The relationship between strong medical paternalism and euthanasia is slightly more complicated. There are questions of a philosophical nature that must be addressed. For example, a strong paternalist would have to determine whether it is always objectively bad for a human to die, even if that human could prove that it was their desire to do so. In these cases, a physician may defer to morality or religion in order to make a decision. They would perhaps present the argument that even if a person wished to die, it would be an irrational desire and they should not indulge it. However, in the absence of these factors, it is possible for strong paternalism to be compatible with voluntary euthanasia. This would require the patient to make it clear that he or she would not be losing anything of value to them by dying, i.e. fundamentally disconnecting life from goodness. For example, if a patient learns that he or she would be in constant pain for the rest of his or her life, it is not irrational to honor their wishes to die. In these cases, some argue, even a strong paternalism does not justify prolonging the patient's life, because the physician's actions would not truly be for the patient's own good.

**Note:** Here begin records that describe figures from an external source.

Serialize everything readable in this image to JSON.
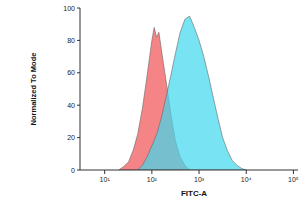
{
  "chart_data": {
    "type": "area",
    "log": "x",
    "xlabel": "FITC-A",
    "ylabel": "Normalized To Mode",
    "xlim": [
      3,
      125000
    ],
    "xticks": [
      {
        "value": 10,
        "label": "10¹"
      },
      {
        "value": 100,
        "label": "10²"
      },
      {
        "value": 1000,
        "label": "10³"
      },
      {
        "value": 10000,
        "label": "10⁴"
      },
      {
        "value": 100000,
        "label": "10⁵"
      }
    ],
    "ylim": [
      0,
      100
    ],
    "yticks": [
      0,
      20,
      40,
      60,
      80,
      100
    ],
    "series": [
      {
        "color": "#f4777a",
        "x": [
          20,
          25,
          32,
          40,
          50,
          63,
          79,
          100,
          112,
          126,
          141,
          158,
          200,
          251,
          316,
          398,
          501,
          631
        ],
        "values": [
          0,
          2,
          5,
          12,
          22,
          38,
          58,
          80,
          88,
          82,
          85,
          75,
          55,
          35,
          18,
          8,
          3,
          0
        ]
      },
      {
        "color": "#3fd8ee",
        "x": [
          50,
          63,
          79,
          100,
          126,
          158,
          200,
          251,
          316,
          398,
          501,
          631,
          794,
          1000,
          1259,
          1585,
          1995,
          2512,
          3162,
          3981,
          5012,
          6310,
          7943,
          10000
        ],
        "values": [
          0,
          3,
          8,
          15,
          22,
          32,
          45,
          58,
          72,
          85,
          93,
          95,
          88,
          80,
          70,
          58,
          45,
          32,
          20,
          12,
          6,
          3,
          1,
          0
        ]
      }
    ]
  }
}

=== Relationship with harm reduction ===
Medical paternalism becomes intertwined within harm reduction as the government becomes determined to make a distinction between drug use that policy officials constitute as "legitimate" or "illegitimate." Government officials claim that society's individuals rely on the establishment of objective laws to protect every person from themselves, a basis of the primary foundation of medical paternalism. The sanctions against medical cannabis use, for example, differ between US states. This difference in attitudes on the sole basis of geographical location can create identity confusion, as the consequences of using medical cannabis are already pre-determined at an institutional level, creating a substantial power differential between those creating policies and those affected by them. In addition, many physicians display negative cognitive biases towards the use of medicinal cannabis use, projecting those beliefs onto the quantitative statistics and experiences they share with their patients. As a result, these patients are less motivated to seek out supportive information regarding medicinal cannabis use due to the discouraged stance by medical institutions and healthcare professionals.

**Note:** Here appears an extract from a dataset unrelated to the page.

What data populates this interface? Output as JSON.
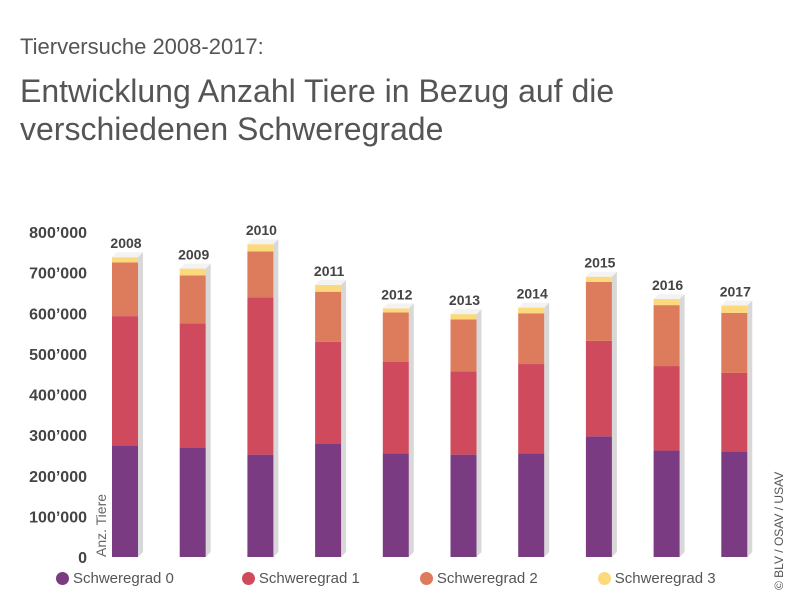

Another stance taken in the discussion regarding the interplay between medical paternalism and harm reduction is the need for soft paternalism, especially when patients' desires may be misinformed or irrational. Individuals aligned with this position emphasize that soft paternalism is necessary under the condition that the patient's desires are not in accordance with their true preferences. In this case, advocates claim that soft paternalism would be beneficial to better align the patient's treatment with the desires they are truly seeking. An experiment was conducted by Gary Badger, a biostatistician at the University of Vermont, to test whether future needs were affected by an individual's current desires. Participants were separated into two groups: one group had current access to opioid treatments (treatment condition), while the opioid treatment was withheld from the other group (control condition). Results of this experiment showed that the control condition group was more likely to value future doses of opioid treatment at a higher monetary value than the treatment condition group. This experiment suggests that an individual's future wants can be manipulated based on their present desires and feelings. Proponents of soft paternalism view this experiment as evidence to the importance of medical professionals playing a significant role in the doctor-patient interaction, as they believe patients' true intentions are not being implemented in an accurate manner when the patient is left to make the decision for themselves.